C’est ce qu’elle a mangé pendant un an, jusqu’à ce que sa maman aille mieux, et elle a dit à tout le monde, à la table ronde, qu’elle s’était engagée dans la campagne pour pouvoir aider les millions d’autres enfants du pays qui veulent et doivent, eux aussi, aider leurs parents.

Notez qu’Ashley aurait pu suivre une autre voie.
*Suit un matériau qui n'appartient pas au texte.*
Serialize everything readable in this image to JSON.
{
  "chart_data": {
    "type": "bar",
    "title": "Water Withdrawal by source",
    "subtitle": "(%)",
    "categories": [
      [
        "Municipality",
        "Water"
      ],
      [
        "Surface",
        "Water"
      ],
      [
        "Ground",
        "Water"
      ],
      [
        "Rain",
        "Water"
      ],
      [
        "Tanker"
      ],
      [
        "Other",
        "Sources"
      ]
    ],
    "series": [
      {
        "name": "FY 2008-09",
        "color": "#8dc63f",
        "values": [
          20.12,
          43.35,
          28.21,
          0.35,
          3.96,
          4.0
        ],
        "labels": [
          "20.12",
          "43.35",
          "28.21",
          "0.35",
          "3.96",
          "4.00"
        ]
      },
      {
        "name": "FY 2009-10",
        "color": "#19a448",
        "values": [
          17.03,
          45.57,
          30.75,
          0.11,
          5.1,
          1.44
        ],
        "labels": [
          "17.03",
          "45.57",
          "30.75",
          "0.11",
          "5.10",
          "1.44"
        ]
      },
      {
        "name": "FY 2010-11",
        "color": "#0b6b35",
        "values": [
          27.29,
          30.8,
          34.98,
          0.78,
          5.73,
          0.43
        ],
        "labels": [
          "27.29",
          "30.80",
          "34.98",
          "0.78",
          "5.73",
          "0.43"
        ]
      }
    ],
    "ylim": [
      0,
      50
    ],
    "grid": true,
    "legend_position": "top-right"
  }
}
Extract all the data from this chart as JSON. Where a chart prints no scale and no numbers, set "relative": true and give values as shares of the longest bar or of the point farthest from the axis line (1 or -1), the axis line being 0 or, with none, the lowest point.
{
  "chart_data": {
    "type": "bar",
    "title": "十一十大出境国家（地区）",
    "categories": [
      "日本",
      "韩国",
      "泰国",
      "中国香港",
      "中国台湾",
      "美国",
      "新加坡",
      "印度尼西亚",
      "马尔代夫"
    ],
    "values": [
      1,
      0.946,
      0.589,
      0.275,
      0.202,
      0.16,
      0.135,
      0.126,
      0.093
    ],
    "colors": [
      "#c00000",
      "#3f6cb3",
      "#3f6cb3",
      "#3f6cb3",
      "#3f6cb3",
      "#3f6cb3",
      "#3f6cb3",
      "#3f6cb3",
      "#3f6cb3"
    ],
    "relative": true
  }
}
On lui aura peut-être dit, à un moment ou à un autre, que la source des ennuis de sa mère, c’étaient les Noirs qui profitaient des allocations familiales et étaient trop paresseux pour travailler, ou encore les Hispaniques qui entraient dans le pays sans papiers. Mais ce n’est pas la voie qu’elle a choisie. Elle a cherché des alliés dans sa lutte contre l’injustice.

Bref, Ashley termine son histoire et fait le tour de la salle pour demander aux autres pourquoi ils soutiennent la campagne. Ils ont tous des histoires et des raisons différentes. Il y en a beaucoup qui soulèvent un problème précis. Puis c’est enfin le tour d’un Noir assez âgé, qui n’a encore rien dit. Ashley lui demande pourquoi il est là. Il ne soulève aucun point précis. Il n’évoque ni l’assurance maladie ni l’économie. Il ne parle ni d’éducation ni de guerre. Il ne dit pas qu’il est là à cause de Barack Obama. Il dit simplement à toute l’assistance : « Je suis ici à cause d’Ashley. »

« Je suis ici à cause d’Ashley. » Certes, prise isolément, cette révélation instantanée d’affinité entre cette jeune fille blanche et ce vieillard noir ne suffit pas. Elle ne suffit pas à procurer des soins aux malades, un emploi aux chômeurs ou une éducation à nos enfants.

Mais c’est là notre point de départ. C’est là que notre union se renforce. Et comme tant de générations l’ont compris au long des deux cent vingt et une années écoulées depuis qu’un groupe de patriotes a signé ce document à Philadelphie, c’est là que la perfection commence.